Rozeszliśmy się w swoje strony, szukając pozostałości po rzeczach osobistych. Nie udało mi się w zasadzie zbyt wiele odnaleźć; większość rzeczy została spalona i zniszczona.
W szafie otwartej do połowy odnalazłam sweter, podkoszulek i luźniejsze spodnie. Ku mojej uciesze nawet jakaś bielizna się ostała, więc zapakowałam ją do zapożyczonej od Nyi torby.
Część łazienkowa spłonęła, więc pozostałam bez kosmetyków. Mam nadzieję, że w okolicy domu taty znajdzie się jakiś sklep.
– Macie wszystko? – Upewnił się Cole, kiedy spotkaliśmy się ponownie.
– Brakuje tylko kosmetyków – oznajmił Lloyd, ale Cole wytłumaczył, że możemy zająć się tym już na miejscu. Przytaknęłam w zgodzie.
– A Zane...? Myślicie, że go również zabrali? – Dopytałam nieśmiało, kiedy wychodziliśmy na plac.
Cole westchnął smutno. – Pewnie tak, niestety.
Zapadła cisza, ponieważ zabrakło mi słów. Co więcej mogłabym dodać? Zawiodłam wszystkich.

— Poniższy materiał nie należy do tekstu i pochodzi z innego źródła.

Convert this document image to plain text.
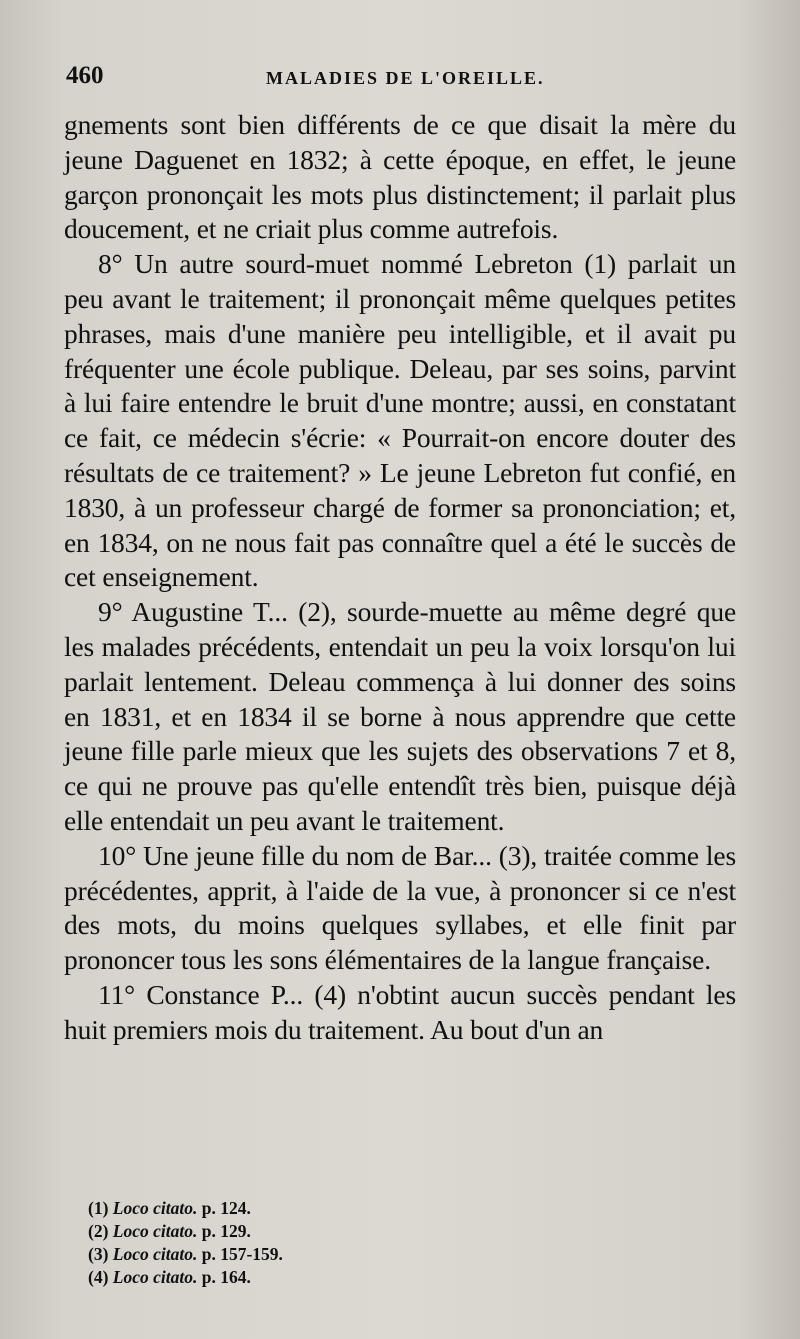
460	MALADIES DE L'OREILLE.

gnements sont bien différents de ce que disait la mère du jeune Daguenet en 1832; à cette époque, en effet, le jeune garçon prononçait les mots plus distinctement; il parlait plus doucement, et ne criait plus comme autrefois.

8° Un autre sourd-muet nommé Lebreton (1) parlait un peu avant le traitement; il prononçait même quelques petites phrases, mais d'une manière peu intelligible, et il avait pu fréquenter une école publique. Deleau, par ses soins, parvint à lui faire entendre le bruit d'une montre; aussi, en constatant ce fait, ce médecin s'écrie: « Pourrait-on encore douter des résultats de ce traitement? » Le jeune Lebreton fut confié, en 1830, à un professeur chargé de former sa prononciation; et, en 1834, on ne nous fait pas connaître quel a été le succès de cet enseignement.

9° Augustine T... (2), sourde-muette au même degré que les malades précédents, entendait un peu la voix lorsqu'on lui parlait lentement. Deleau commença à lui donner des soins en 1831, et en 1834 il se borne à nous apprendre que cette jeune fille parle mieux que les sujets des observations 7 et 8, ce qui ne prouve pas qu'elle entendît très bien, puisque déjà elle entendait un peu avant le traitement.

10° Une jeune fille du nom de Bar... (3), traitée comme les précédentes, apprit, à l'aide de la vue, à prononcer si ce n'est des mots, du moins quelques syllabes, et elle finit par prononcer tous les sons élémentaires de la langue française.

11° Constance P... (4) n'obtint aucun succès pendant les huit premiers mois du traitement. Au bout d'un an

(1) Loco citato. p. 124.
(2) Loco citato. p. 129.
(3) Loco citato. p. 157-159.
(4) Loco citato. p. 164.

Skierowałam się nad strumień, by pożegnać się z tym miejscem. Było dla mnie szczególnie ważne.
Oczami wyboraźni widziałam siebie w towarzystwie to Lloyd’a, to mojego brata czy też Wu, beztrosko korzystającą z radosnych chwil. Dodało mi to nieco komfortu mieszanego z przygnębieniem.
Patrzyłam pusto w wolno płynącą wodę. Udało mi się zobaczyć moje odbicie; blada zmęczona twarz i równie zmęczone zielone oczy. Czarne włosy w zupełnym nieładzie. Moje słabe ciało.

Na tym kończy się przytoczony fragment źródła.